Other groups less critical of the fees say they simply aren't enough to allow the agency to keep pace with rapidly changing science and technology.

"An investment in FDA is long overdue," the FDA Alliance said in a letter to the committee, adding the agency needs $2 billion in federal funds alone for 2008 in addition to fees.

Ranking Republican Sen. Mike Enzi of Wyoming, who agreed that Congress should reexamine its FDA funding levels, also expressed doubts. "I'm not convinced that greater appropriated funds would solve all the FDA's problems," he said.

The fee program's renewal also comes amid renewed focus on safety, sparked by the withdrawal of Merck and Co. Inc.'s arthritis drug Vioxx in 2004. The FDA's handling of antidepressants and other products has also faced scrutiny.

Lawmakers are considering whether to use the funding bill to attach other safety-related provisions.

Kennedy and Enzi have introduced separate legislation to give the FDA additional safety powers, such as requiring clinical trials after a drug hits the market. Currently, the agency can request such studies but cannot ensure drugmakers conduct them.

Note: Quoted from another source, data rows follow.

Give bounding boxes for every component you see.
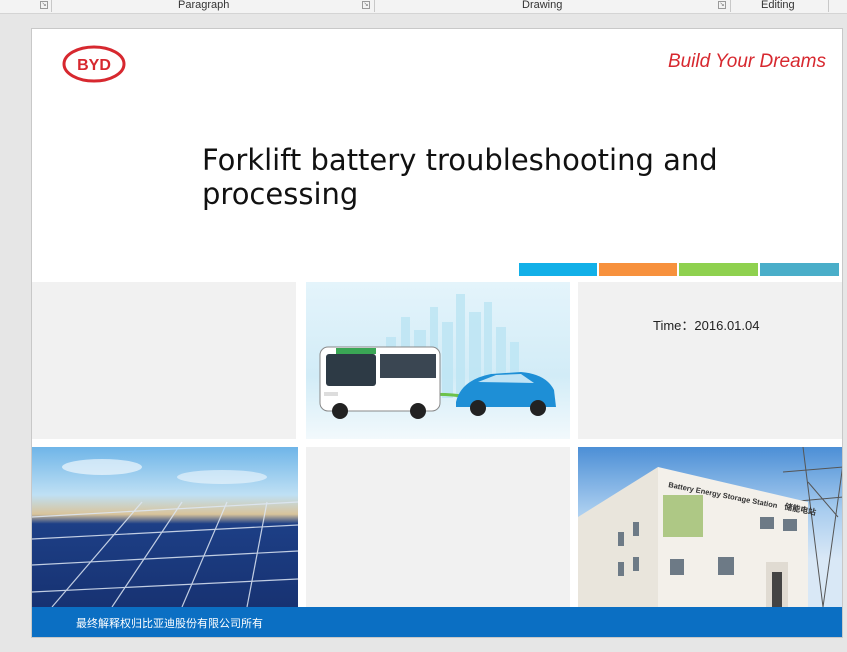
- stripe-green: [679, 263, 758, 276]
- paragraph-dialog-launcher-icon[interactable]: ↘: [362, 1, 370, 9]
- ribbon-separator: [374, 0, 375, 12]
- solar-panel-image[interactable]: [32, 447, 298, 607]
- gray-tile-bottom-middle: [306, 447, 570, 607]
- time-label: Time：: [653, 318, 695, 333]
- stripe-cyan: [519, 263, 597, 276]
- footer-bar[interactable]: 最终解释权归比亚迪股份有限公司所有: [32, 607, 842, 637]
- stripe-teal: [760, 263, 839, 276]
- bus-and-car-image[interactable]: [306, 282, 570, 439]
- solar-panel-illustration: [32, 459, 298, 607]
- ribbon-group-labels: ↘ Paragraph ↘ Drawing ↘ Editing: [0, 0, 847, 14]
- building-illustration: Battery Energy Storage Station 储能电站: [578, 447, 842, 607]
- gray-tile-top-right: [578, 282, 842, 439]
- slide-title[interactable]: Forklift battery troubleshooting and pro…: [202, 143, 842, 211]
- ribbon-separator: [730, 0, 731, 12]
- logo-text: BYD: [77, 57, 111, 74]
- ribbon-group-drawing: Drawing: [522, 0, 563, 11]
- bus-car-illustration: [319, 294, 556, 419]
- brand-tagline[interactable]: Build Your Dreams: [668, 51, 826, 73]
- bus-icon: [319, 346, 441, 419]
- date-text[interactable]: Time：2016.01.04: [653, 315, 759, 334]
- drawing-dialog-launcher-icon[interactable]: ↘: [718, 1, 726, 9]
- time-value: 2016.01.04: [694, 318, 760, 333]
- stripe-orange: [599, 263, 677, 276]
- dialog-launcher-icon[interactable]: ↘: [40, 1, 48, 9]
- ribbon-group-editing: Editing: [761, 0, 795, 11]
- ribbon-group-paragraph: Paragraph: [178, 0, 230, 11]
- slide-canvas[interactable]: BYD Build Your Dreams Forklift battery t…: [31, 28, 843, 638]
- gray-tile-top-left: [32, 282, 296, 439]
- ribbon-separator: [828, 0, 829, 12]
- energy-storage-building-image[interactable]: Battery Energy Storage Station 储能电站: [578, 447, 842, 607]
- footer-copyright-text: 最终解释权归比亚迪股份有限公司所有: [76, 618, 263, 630]
- ribbon-separator: [51, 0, 52, 12]
- byd-logo[interactable]: BYD: [62, 45, 126, 83]
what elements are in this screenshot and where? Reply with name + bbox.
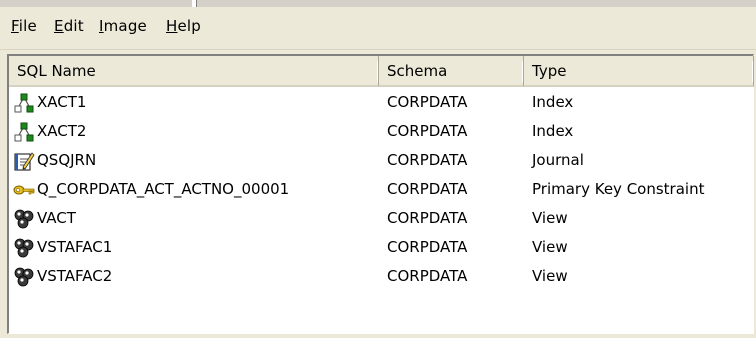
schema-cell: CORPDATA [387,238,468,256]
sql-name-cell: QSQJRN [13,146,96,175]
type-cell: View [532,267,568,285]
schema-cell: CORPDATA [387,122,468,140]
menu-edit-accel: E [54,17,64,35]
menu-image-rest: mage [103,17,147,35]
table-row[interactable]: XACT2 CORPDATA Index [9,117,754,146]
sql-name-cell: XACT1 [13,88,86,117]
table-row[interactable]: VSTAFAC1 CORPDATA View [9,233,754,262]
menu-edit-rest: dit [63,17,84,35]
column-header-sql-name[interactable]: SQL Name [9,56,379,87]
view-icon [13,237,35,259]
type-cell: Index [532,93,574,111]
index-icon [13,92,35,114]
menu-edit[interactable]: Edit [54,17,84,35]
schema-cell: CORPDATA [387,267,468,285]
sql-name-label: VSTAFAC2 [37,267,113,285]
type-cell: Journal [532,151,584,169]
table-row[interactable]: VACT CORPDATA View [9,204,754,233]
table-row[interactable]: VSTAFAC2 CORPDATA View [9,262,754,291]
sql-name-cell: VACT [13,204,76,233]
column-header-schema[interactable]: Schema [379,56,524,87]
menu-help-accel: H [166,17,178,35]
object-list: SQL Name Schema Type XACT1 CORPDATA Inde… [7,54,754,334]
type-cell: Index [532,122,574,140]
key-icon [13,179,35,201]
splitter-notch [192,0,197,7]
sql-name-label: XACT2 [37,122,87,140]
sql-name-cell: VSTAFAC2 [13,262,112,291]
sql-name-label: VSTAFAC1 [37,238,113,256]
menu-help[interactable]: Help [166,17,201,35]
journal-icon [13,150,35,172]
view-icon [13,208,35,230]
menu-file-rest: ile [18,17,37,35]
menu-file[interactable]: File [11,17,37,35]
schema-cell: CORPDATA [387,209,468,227]
sql-name-cell: VSTAFAC1 [13,233,112,262]
menu-image[interactable]: Image [99,17,147,35]
menu-bar: File Edit Image Help [0,7,756,50]
list-header: SQL Name Schema Type [9,56,754,87]
window-top-strip [0,0,756,7]
column-header-type[interactable]: Type [524,56,754,87]
schema-cell: CORPDATA [387,93,468,111]
type-cell: Primary Key Constraint [532,180,705,198]
type-cell: View [532,238,568,256]
sql-name-label: Q_CORPDATA_ACT_ACTNO_00001 [37,180,290,198]
table-row[interactable]: QSQJRN CORPDATA Journal [9,146,754,175]
schema-cell: CORPDATA [387,180,468,198]
view-icon [13,266,35,288]
sql-name-cell: XACT2 [13,117,86,146]
sql-name-label: XACT1 [37,93,87,111]
index-icon [13,121,35,143]
table-row[interactable]: Q_CORPDATA_ACT_ACTNO_00001 CORPDATA Prim… [9,175,754,204]
schema-cell: CORPDATA [387,151,468,169]
menu-file-accel: F [11,17,19,35]
sql-name-cell: Q_CORPDATA_ACT_ACTNO_00001 [13,175,289,204]
type-cell: View [532,209,568,227]
sql-name-label: QSQJRN [37,151,97,169]
sql-name-label: VACT [37,209,76,227]
table-row[interactable]: XACT1 CORPDATA Index [9,88,754,117]
menu-help-rest: elp [177,17,202,35]
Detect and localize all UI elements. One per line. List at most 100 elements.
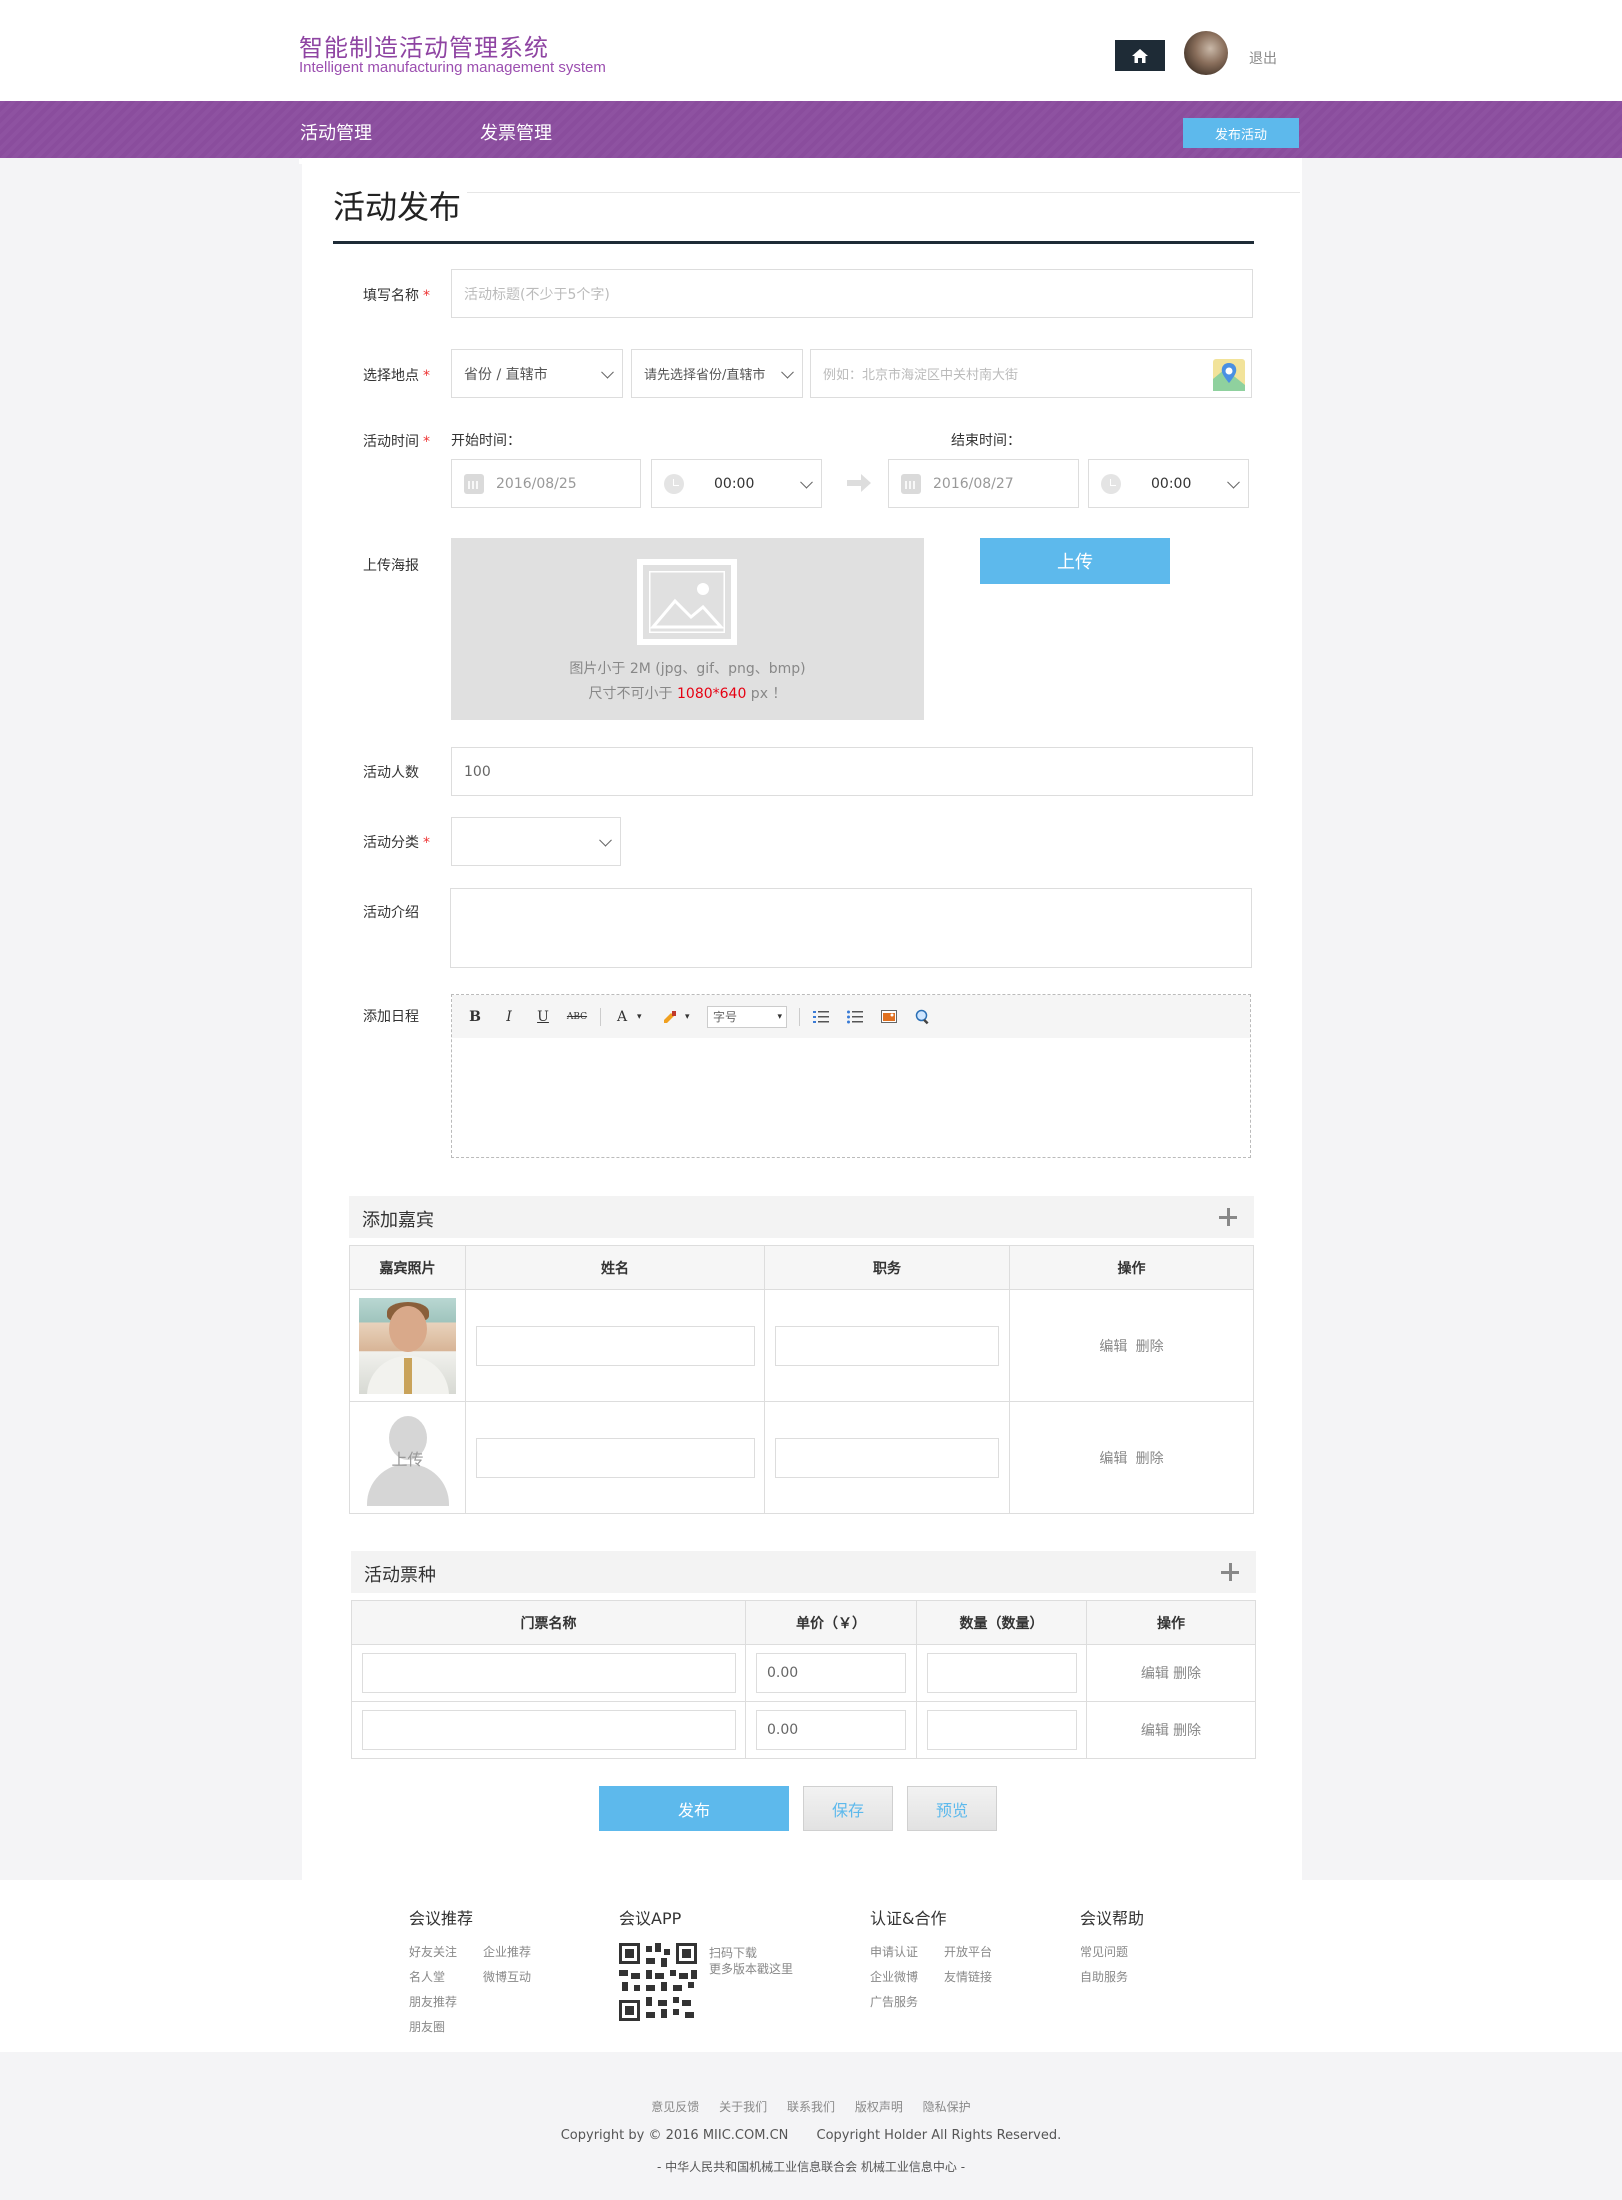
ticket-name-input[interactable] (361, 1653, 736, 1693)
guest-position-input[interactable] (775, 1437, 999, 1478)
footer-link[interactable]: 关于我们 (719, 2100, 767, 2114)
poster-hint-size: 尺寸不可小于 1080*640 px ！ (588, 686, 787, 702)
add-guest-plus-icon[interactable] (1218, 1207, 1238, 1227)
footer-link[interactable]: 好友关注 (409, 1943, 457, 1960)
bold-button[interactable]: B (464, 1006, 486, 1028)
footer-link[interactable]: 自助服务 (1080, 1968, 1128, 1985)
table-header-row: 门票名称 单价（￥） 数量（数量） 操作 (351, 1600, 1256, 1645)
main-card: 活动发布 填写名称 * 活动标题(不少于5个字) 选择地点 * 省份 / 直辖市 请… (302, 158, 1302, 1880)
image-icon (881, 1010, 897, 1023)
guest-photo[interactable] (359, 1297, 456, 1394)
footer-link[interactable]: 开放平台 (944, 1943, 992, 1960)
delete-link[interactable]: 删除 (1173, 1666, 1201, 1682)
preview-button[interactable]: 预览 (907, 1786, 997, 1831)
edit-link[interactable]: 编辑 (1141, 1666, 1169, 1682)
footer-column-title: 会议帮助 (1080, 1909, 1145, 1928)
title-divider-thin (333, 192, 1300, 193)
chevron-down-icon (1227, 475, 1240, 489)
edit-link[interactable]: 编辑 (1099, 1451, 1127, 1467)
ticket-name-input[interactable] (361, 1710, 736, 1750)
edit-link[interactable]: 编辑 (1141, 1723, 1169, 1739)
logout-link[interactable]: 退出 (1249, 48, 1277, 68)
delete-link[interactable]: 删除 (1136, 1451, 1164, 1467)
start-date-input[interactable]: 2016/08/25 (451, 459, 641, 508)
address-input[interactable]: 例如：北京市海淀区中关村南大街 (810, 349, 1252, 398)
footer-link[interactable]: 广告服务 (870, 1993, 918, 2010)
font-size-select[interactable]: 字号 (707, 1005, 787, 1028)
participant-count-input[interactable]: 100 (451, 747, 1253, 796)
guest-name-input[interactable] (475, 1325, 755, 1366)
delete-link[interactable]: 删除 (1173, 1723, 1201, 1739)
ticket-price-input[interactable]: 0.00 (756, 1653, 906, 1693)
copyright: Copyright by © 2016 MIIC.COM.CN Copyrigh… (560, 2128, 1062, 2143)
ordered-list-button[interactable] (810, 1006, 832, 1028)
unordered-list-icon (847, 1010, 863, 1023)
edit-link[interactable]: 编辑 (1099, 1339, 1127, 1355)
highlight-button[interactable] (659, 1006, 681, 1028)
city-select[interactable]: 请先选择省份/直辖市 (631, 349, 803, 398)
end-date-input[interactable]: 2016/08/27 (888, 459, 1079, 508)
guest-name-input[interactable] (475, 1437, 755, 1478)
nav-item-activity-management[interactable]: 活动管理 (299, 119, 373, 164)
poster-upload-button[interactable]: 上传 (980, 538, 1170, 584)
footer-link[interactable]: 更多版本戳这里 (709, 1959, 839, 1979)
user-avatar[interactable] (1184, 31, 1228, 75)
underline-button[interactable]: U (532, 1006, 554, 1028)
highlight-dropdown-icon[interactable]: ▾ (685, 1012, 695, 1022)
insert-image-button[interactable] (878, 1006, 900, 1028)
top-header: 智能制造活动管理系统 Intelligent manufacturing man… (0, 0, 1622, 101)
publish-activity-button[interactable]: 发布活动 (1183, 118, 1299, 148)
qr-code-icon[interactable] (619, 1943, 697, 2021)
table-header: 操作 (1009, 1245, 1254, 1290)
guest-photo-upload-label[interactable]: 上传 (359, 1446, 456, 1470)
footer-column-title: 会议APP (619, 1909, 682, 1928)
add-ticket-plus-icon[interactable] (1220, 1562, 1240, 1582)
ticket-quantity-input[interactable] (926, 1710, 1077, 1750)
count-label: 活动人数 (363, 765, 419, 781)
guest-position-input[interactable] (775, 1325, 999, 1366)
start-time-select[interactable]: 00:00 (651, 459, 822, 508)
publish-button[interactable]: 发布 (599, 1786, 789, 1831)
footer-link[interactable]: 企业推荐 (483, 1943, 531, 1960)
schedule-editor[interactable]: B I U ABC A ▾ ▾ 字号 (451, 994, 1251, 1158)
footer-link[interactable]: 微博互动 (483, 1968, 531, 1985)
footer-links-area: 会议推荐 好友关注 企业推荐 名人堂 微博互动 朋友推荐 朋友圈 会议APP 扫… (0, 1880, 1622, 2052)
time-label: 活动时间 * (363, 434, 430, 450)
end-time-select[interactable]: 00:00 (1088, 459, 1249, 508)
footer-link[interactable]: 常见问题 (1080, 1943, 1128, 1960)
chevron-down-icon (601, 365, 614, 379)
footer-link[interactable]: 隐私保护 (923, 2100, 971, 2114)
nav-item-invoice-management[interactable]: 发票管理 (480, 119, 552, 145)
activity-name-input[interactable]: 活动标题(不少于5个字) (451, 269, 1253, 318)
intro-textarea[interactable] (450, 888, 1252, 968)
footer-link[interactable]: 友情链接 (944, 1968, 992, 1985)
map-pin-icon[interactable] (1213, 359, 1245, 391)
font-color-button[interactable]: A (611, 1006, 633, 1028)
italic-button[interactable]: I (498, 1006, 520, 1028)
poster-upload-area[interactable]: 图片小于 2M (jpg、gif、png、bmp) 尺寸不可小于 1080*64… (451, 538, 924, 720)
ticket-price-input[interactable]: 0.00 (756, 1710, 906, 1750)
footer-link[interactable]: 朋友圈 (409, 2018, 457, 2035)
main-nav: 活动管理 发票管理 发布活动 (0, 101, 1622, 164)
search-button[interactable] (912, 1006, 934, 1028)
location-label: 选择地点 * (363, 368, 430, 384)
strikethrough-button[interactable]: ABC (566, 1006, 588, 1028)
footer-link[interactable]: 企业微博 (870, 1968, 918, 1985)
home-button[interactable] (1115, 40, 1165, 71)
home-icon (1132, 48, 1148, 63)
category-label: 活动分类 * (363, 835, 430, 851)
footer-link[interactable]: 联系我们 (787, 2100, 835, 2114)
footer-link[interactable]: 朋友推荐 (409, 1993, 457, 2010)
category-select[interactable] (451, 817, 621, 866)
unordered-list-button[interactable] (844, 1006, 866, 1028)
font-color-dropdown-icon[interactable]: ▾ (637, 1012, 647, 1022)
footer-link[interactable]: 申请认证 (870, 1943, 918, 1960)
footer-link[interactable]: 名人堂 (409, 1968, 457, 1985)
province-select[interactable]: 省份 / 直辖市 (451, 349, 623, 398)
delete-link[interactable]: 删除 (1136, 1339, 1164, 1355)
footer-link[interactable]: 意见反馈 (651, 2100, 699, 2114)
ticket-quantity-input[interactable] (926, 1653, 1077, 1693)
footer-link[interactable]: 版权声明 (855, 2100, 903, 2114)
guest-photo-placeholder[interactable]: 上传 (359, 1410, 456, 1506)
save-button[interactable]: 保存 (803, 1786, 893, 1831)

Still, consumer advocates said the senators' safety bill does not go far enough.

"The range of fines established in the bill would not be even a slap on the wrist if applied to a blockbuster drug with sales in the billions," the Center for Science in the Public Interest, the National Research Center for Women & Families and other groups wrote the committee.

Other Senate lawmakers, including Connecticut Democrat Christopher Dodd and Iowa Republican Charles Grassley, have also introduced competing safety proposals.